Question

find the discriminant and use it to determine the number of x - intercepts of the graph of f. also, determine the number of real solutions to the equation f(x)=0. f(x)=x^2 + 3x + 6 discriminant: which means there are x - intercept(s) and there are real solution(s) to the equation f(x)=0. question help: ebook written example

Explanation:

Step1: Identify coefficients

For the quadratic function $f(x)=x^{2}+3x + 6$, where $a = 1$, $b=3$, $c = 6$.

Step2: Calculate discriminant

The discriminant formula for a quadratic equation $ax^{2}+bx + c=0$ is $\Delta=b^{2}-4ac$. Substitute $a = 1$, $b = 3$, $c = 6$ into the formula: $\Delta=(3)^{2}-4\times1\times6=9 - 24=- 15$.

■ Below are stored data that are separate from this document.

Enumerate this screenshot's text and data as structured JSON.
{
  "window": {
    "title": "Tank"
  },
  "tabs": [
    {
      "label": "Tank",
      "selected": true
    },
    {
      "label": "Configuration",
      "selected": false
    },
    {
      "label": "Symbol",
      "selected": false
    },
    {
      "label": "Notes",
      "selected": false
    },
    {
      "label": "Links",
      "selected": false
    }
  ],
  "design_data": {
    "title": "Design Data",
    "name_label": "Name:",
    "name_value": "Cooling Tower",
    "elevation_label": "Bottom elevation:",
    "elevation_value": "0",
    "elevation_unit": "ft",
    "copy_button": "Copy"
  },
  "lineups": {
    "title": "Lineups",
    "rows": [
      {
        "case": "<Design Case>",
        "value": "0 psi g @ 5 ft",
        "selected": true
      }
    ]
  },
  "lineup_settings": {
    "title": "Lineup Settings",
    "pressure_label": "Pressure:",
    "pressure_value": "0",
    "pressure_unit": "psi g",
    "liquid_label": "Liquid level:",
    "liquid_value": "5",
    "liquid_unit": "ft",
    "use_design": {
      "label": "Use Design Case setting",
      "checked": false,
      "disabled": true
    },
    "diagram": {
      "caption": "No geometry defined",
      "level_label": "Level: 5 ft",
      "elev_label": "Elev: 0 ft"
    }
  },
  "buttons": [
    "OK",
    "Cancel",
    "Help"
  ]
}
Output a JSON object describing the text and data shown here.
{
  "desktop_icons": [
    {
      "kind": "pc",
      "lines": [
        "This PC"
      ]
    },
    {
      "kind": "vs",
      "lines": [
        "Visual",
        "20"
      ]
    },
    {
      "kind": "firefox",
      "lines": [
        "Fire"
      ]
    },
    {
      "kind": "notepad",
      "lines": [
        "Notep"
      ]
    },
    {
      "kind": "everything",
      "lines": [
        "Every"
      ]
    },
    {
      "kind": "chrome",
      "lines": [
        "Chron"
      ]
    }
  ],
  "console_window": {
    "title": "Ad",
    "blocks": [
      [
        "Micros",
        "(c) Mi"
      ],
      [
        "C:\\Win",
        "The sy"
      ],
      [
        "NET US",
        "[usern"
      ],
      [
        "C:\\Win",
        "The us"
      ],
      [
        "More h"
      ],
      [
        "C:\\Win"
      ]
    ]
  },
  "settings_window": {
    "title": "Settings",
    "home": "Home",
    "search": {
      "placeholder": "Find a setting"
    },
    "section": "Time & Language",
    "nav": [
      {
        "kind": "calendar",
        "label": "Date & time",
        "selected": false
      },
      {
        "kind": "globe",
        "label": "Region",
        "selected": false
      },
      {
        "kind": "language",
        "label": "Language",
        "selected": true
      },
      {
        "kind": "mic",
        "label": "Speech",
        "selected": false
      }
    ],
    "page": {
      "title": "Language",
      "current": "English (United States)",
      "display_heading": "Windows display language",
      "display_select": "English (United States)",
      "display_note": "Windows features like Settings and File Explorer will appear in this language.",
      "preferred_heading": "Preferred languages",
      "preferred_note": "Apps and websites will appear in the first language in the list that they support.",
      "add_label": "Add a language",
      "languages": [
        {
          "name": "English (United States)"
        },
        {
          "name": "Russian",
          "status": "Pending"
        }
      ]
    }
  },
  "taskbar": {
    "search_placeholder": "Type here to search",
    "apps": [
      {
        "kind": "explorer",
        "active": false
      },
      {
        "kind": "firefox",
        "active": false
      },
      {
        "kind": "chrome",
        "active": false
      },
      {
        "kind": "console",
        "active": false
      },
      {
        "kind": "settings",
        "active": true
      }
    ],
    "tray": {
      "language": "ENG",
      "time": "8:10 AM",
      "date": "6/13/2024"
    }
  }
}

Step3: Determine number of solutions and x - intercepts

If $\Delta>0$, there are two real - solutions and two $x$-intercepts. If $\Delta = 0$, there is one real - solution and one $x$-intercept. If $\Delta<0$, there are no real - solutions and no $x$-intercepts. Since $\Delta=-15<0$, there are 0 $x$-intercepts and 0 real solutions to the equation $f(x)=0$.

Answer:

Discriminant: $-15$
There are 0 $x$-intercept(s) and there are 0 real solution(s) to the equation $f(x)=0$.